Elle s'adaptait, sous nos yeux, comme l'avaient fait son frère, ses parents et tant de gens avant eux, gagnant chaque fois notre admiration . Dira-t-on un jour l'agilité que développent ceux que la vie malmène, leur talent à trouver chaque fois un nouvel équilibre, dira-t-on les funambules que sont les éprouvés ? S'adapter
Ces enfants-là sont des empreintes dans la vie de ceux qui les aiment, des empreintes qui transforment tout.
Cachez moi ces enfants que l’on ne saurait voir
De ces deux livres, on aperçoit deux talents différents. Minh Tran Huy porte un geste politique avec son geste d’écriture, qui est esquissé par Clara Dupond Monod : il sera question aussi de handicap et d’institution, de portes publiques fermées et d’inégalités sauvages autour du handicap. C’est bien l’argent qui viendra au secours de l’impossibilité éducative de parents aux prises avec leur propre travail, leur propre vie. Mal nés ou bien nés ? Bien obscène qui voudra répondre.
L’enfant décrit par Clara Dupont Monod est le frère mort à 10 ans. Une telle présence et il disparaît. Nul n’aura eu accès à sa conscience et c’est ce vertige qui saisit aussi dans le texte de Minh ; ces deux autrices ouvrent une fenêtre sur ce qui est clos et sera clos à jamais : l’intériorité de ces créatures humaines.
Il ne s'agit plus d'amener mon fils à parler et à rejoindre les enfants ordinaires: il n'est pas ordinaire et ne le sera jamais. Il n'existe pas, caché dans un recoin mystérieux de son être, de petit garçon au cerveau intact auquel une méthode, une approche, une procédure quelconque pourrait donner accès. Je peux bien consacrer tout ce qu'il me reste de forces, de temps et de foi à la recherche d'une clé, à quoi bon quand il n'y a pas de serrure ? Un Enfant sans histoire
Les deux livres se veulent consolateurs malgré le drame et la tragédie, force ou faiblesse, on voit peu les hontes et le dégoût de l’enfance qui échoue à être. Alors les deux femmes disent leur amour, Minh Tran Huy, explicite et lyrique, veut être entendue ; Clara Dupont Monod cherche le biais par les gestes, souffle et objets-symboles de l’enfant.

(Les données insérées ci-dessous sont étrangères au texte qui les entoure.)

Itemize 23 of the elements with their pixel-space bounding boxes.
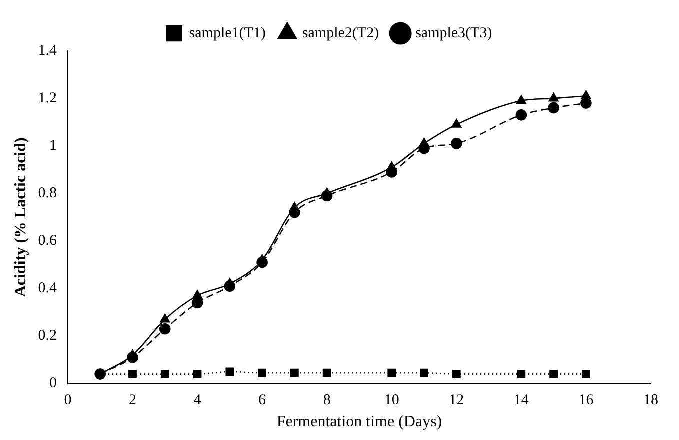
x-tick-label: 0 bbox=[64, 392, 72, 409]
y-tick-label: 1 bbox=[49, 138, 57, 154]
y-tick-label: 0.4 bbox=[38, 280, 58, 297]
legend-label: sample2(T2) bbox=[302, 25, 380, 42]
x-tick-label: 18 bbox=[644, 392, 658, 409]
x-tick-label: 16 bbox=[578, 392, 594, 409]
y-tick-label: 1.2 bbox=[38, 90, 57, 106]
x-tick-label: 2 bbox=[128, 392, 136, 409]
y-tick-label: 0.2 bbox=[38, 328, 57, 344]
y-tick-label: 0.6 bbox=[38, 233, 58, 250]
legend-label: sample1(T1) bbox=[189, 25, 266, 42]
x-tick-label: 8 bbox=[323, 392, 331, 409]
legend-label: sample3(T3) bbox=[416, 25, 492, 42]
x-tick-label: 14 bbox=[514, 392, 530, 409]
y-tick-label: 0 bbox=[49, 376, 57, 392]
x-axis-title: Fermentation time (Days) bbox=[276, 414, 442, 431]
y-tick-label: 1.4 bbox=[38, 42, 58, 59]
x-tick-label: 12 bbox=[449, 392, 464, 409]
x-tick-label: 4 bbox=[194, 392, 202, 409]
x-tick-label: 6 bbox=[258, 392, 267, 409]
y-axis-title: Acidity (% Lactic acid) bbox=[12, 138, 30, 298]
y-tick-label: 0.8 bbox=[38, 186, 57, 202]
x-tick-label: 10 bbox=[384, 392, 400, 409]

Ces deux livres lèvent des voiles – pudiques – mais des voiles quand même sur deux enfants qui ont leurs place en littérature. Ce qui m’a émue aussi, c’est cette tentative de survie absolue, chaque livre commence par une naissance et se termine sur une autre naissance : la vie est têtue n’est-ce pas ? Il faut bien aimer ces enfants, et leur vie aussi, c’est là toute la beauté de ces deux textes : la victoire de l’amour de la vie quand la vie n’a rien d’aimable.